Their comments about the Coast Guard’s efforts were always positive, and deservedly so, yet their group hadn’t wanted the search to end when Dalton Dorsey and his superiors pulled the plug. I didn’t blame the families. Even if the three were dead-and there seemed no other possibility-their loved ones wanted the remains found because they desperately wanted and deserved closure.
As Dalton told me on the phone, “I don’t blame them one tiny little bit. But we’re in the business of saving lives, not recovering bodies. People don’t realize, you get out there in international waters, beyond the twelve-mile limit, there’s only so much help you can expect.”
Janet’s representative family consisted of a younger sister, Claudia Kohlerberg, who was a stockier, more athletic version of Janet. She’d traveled down from an Ohio farm town called Bryan, returned home two days after the search was ended, and now was back again to see to Janet’s personal effects. She’d been staying on the little blue houseboat at Jensen’s Marina: a nice woman with a strong smile and a jock-like informality, but who clearly showed the pain of her sister’s disappearance. There was a familial similarity both in appearance and depth of sensitivity, but Claudia did not give the impression of shyness, as Janet had. I had the feeling that, under happier circumstances, Claudia would have been the rowdy partier and the sisterly confidant of a long list of guy friends.
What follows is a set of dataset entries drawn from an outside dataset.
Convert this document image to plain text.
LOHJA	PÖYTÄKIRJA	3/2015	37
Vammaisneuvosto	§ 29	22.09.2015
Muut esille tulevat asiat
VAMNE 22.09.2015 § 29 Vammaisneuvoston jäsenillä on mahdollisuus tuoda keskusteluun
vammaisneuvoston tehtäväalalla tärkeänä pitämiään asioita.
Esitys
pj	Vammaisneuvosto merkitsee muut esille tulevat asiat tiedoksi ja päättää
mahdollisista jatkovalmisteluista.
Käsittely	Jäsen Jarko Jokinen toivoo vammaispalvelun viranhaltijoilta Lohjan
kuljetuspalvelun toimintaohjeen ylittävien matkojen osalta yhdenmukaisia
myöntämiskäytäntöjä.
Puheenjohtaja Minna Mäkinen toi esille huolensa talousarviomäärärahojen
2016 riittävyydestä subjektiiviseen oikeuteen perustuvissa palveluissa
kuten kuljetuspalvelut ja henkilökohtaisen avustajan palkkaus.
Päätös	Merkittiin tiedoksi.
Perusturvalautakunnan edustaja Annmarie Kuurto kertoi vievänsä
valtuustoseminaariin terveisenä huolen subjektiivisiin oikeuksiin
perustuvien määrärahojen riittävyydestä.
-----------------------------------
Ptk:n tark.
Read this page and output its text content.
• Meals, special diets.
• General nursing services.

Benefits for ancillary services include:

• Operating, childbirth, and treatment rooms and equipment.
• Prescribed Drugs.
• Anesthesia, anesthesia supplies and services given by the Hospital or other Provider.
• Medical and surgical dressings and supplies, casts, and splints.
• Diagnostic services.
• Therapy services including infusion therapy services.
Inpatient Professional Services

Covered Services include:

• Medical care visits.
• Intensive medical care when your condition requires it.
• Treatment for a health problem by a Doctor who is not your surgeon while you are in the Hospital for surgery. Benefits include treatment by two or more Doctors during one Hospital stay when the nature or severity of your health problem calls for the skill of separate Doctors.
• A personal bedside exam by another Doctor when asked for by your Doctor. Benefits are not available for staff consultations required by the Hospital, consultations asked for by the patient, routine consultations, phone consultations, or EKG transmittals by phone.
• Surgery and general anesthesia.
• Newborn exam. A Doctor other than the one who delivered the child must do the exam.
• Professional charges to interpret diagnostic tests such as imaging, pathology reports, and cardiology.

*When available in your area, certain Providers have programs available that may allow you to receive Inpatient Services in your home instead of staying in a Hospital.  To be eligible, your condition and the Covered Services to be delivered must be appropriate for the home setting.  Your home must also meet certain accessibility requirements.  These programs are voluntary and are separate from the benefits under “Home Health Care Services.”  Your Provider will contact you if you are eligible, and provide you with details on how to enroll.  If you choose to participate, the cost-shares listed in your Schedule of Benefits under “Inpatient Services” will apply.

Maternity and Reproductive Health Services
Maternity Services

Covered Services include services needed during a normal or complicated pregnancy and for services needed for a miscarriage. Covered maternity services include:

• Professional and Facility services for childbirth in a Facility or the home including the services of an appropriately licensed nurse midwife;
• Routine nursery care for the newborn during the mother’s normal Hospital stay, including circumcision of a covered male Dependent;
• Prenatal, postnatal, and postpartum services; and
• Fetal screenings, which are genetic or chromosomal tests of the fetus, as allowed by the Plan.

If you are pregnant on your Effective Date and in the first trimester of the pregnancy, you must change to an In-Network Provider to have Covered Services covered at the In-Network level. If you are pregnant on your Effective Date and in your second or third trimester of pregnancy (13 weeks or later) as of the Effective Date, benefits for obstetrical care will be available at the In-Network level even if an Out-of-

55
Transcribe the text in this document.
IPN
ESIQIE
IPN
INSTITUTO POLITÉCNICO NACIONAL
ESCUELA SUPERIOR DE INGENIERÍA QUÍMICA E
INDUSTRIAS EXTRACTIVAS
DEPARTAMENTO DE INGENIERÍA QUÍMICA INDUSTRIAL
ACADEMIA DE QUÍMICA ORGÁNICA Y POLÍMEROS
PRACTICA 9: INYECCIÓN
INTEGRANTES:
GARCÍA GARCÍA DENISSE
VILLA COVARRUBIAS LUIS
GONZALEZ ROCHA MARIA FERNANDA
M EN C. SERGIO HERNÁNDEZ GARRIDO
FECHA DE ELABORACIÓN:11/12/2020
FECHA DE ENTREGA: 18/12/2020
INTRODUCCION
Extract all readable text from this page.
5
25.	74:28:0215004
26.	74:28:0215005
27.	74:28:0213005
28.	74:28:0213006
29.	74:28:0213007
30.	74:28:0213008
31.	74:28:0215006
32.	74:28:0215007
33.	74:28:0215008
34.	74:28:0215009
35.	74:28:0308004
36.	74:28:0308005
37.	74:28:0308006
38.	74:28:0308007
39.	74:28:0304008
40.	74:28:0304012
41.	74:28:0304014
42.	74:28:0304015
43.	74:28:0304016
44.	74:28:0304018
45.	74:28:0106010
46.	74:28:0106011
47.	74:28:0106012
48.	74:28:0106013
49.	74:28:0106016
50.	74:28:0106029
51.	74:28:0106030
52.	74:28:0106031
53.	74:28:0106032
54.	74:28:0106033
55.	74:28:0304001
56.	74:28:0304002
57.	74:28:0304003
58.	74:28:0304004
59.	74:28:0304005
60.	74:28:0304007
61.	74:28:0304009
Claudia seemed to like Dinkin’s Bay, and we all liked her.
I wasn’t the only who recognized Amelia Gardner. Tomlinson and Ransom-who’d apparently hammered out a separate peace during their six days at sea-stood and walked toward the parking lot to intercept her. Dieter was saying, “When we lose someone we love, there is a deep yearning for what was lost followed by a desperate search for a way to replace that person.
“This can be a very dangerous time! We blame ourselves. We say, ‘If only I’d done something different. ’ We have many regrets. Then we do a very human but stupid thing. We rush into bad rebound relationships. We try to replace the person with alcohol or drugs. During this period, we feel we have a hole inside ourselves that cannot be filled, a thirst that cannot be quenched.”
I watched Tomlinson and Ransom introduce themselves to Amelia Gardner. Watched her nod as Ransom gestured to our little group, then as she leaned into her car and retrieved a small backpack, then walked with an easy-hipped grace across the white shell.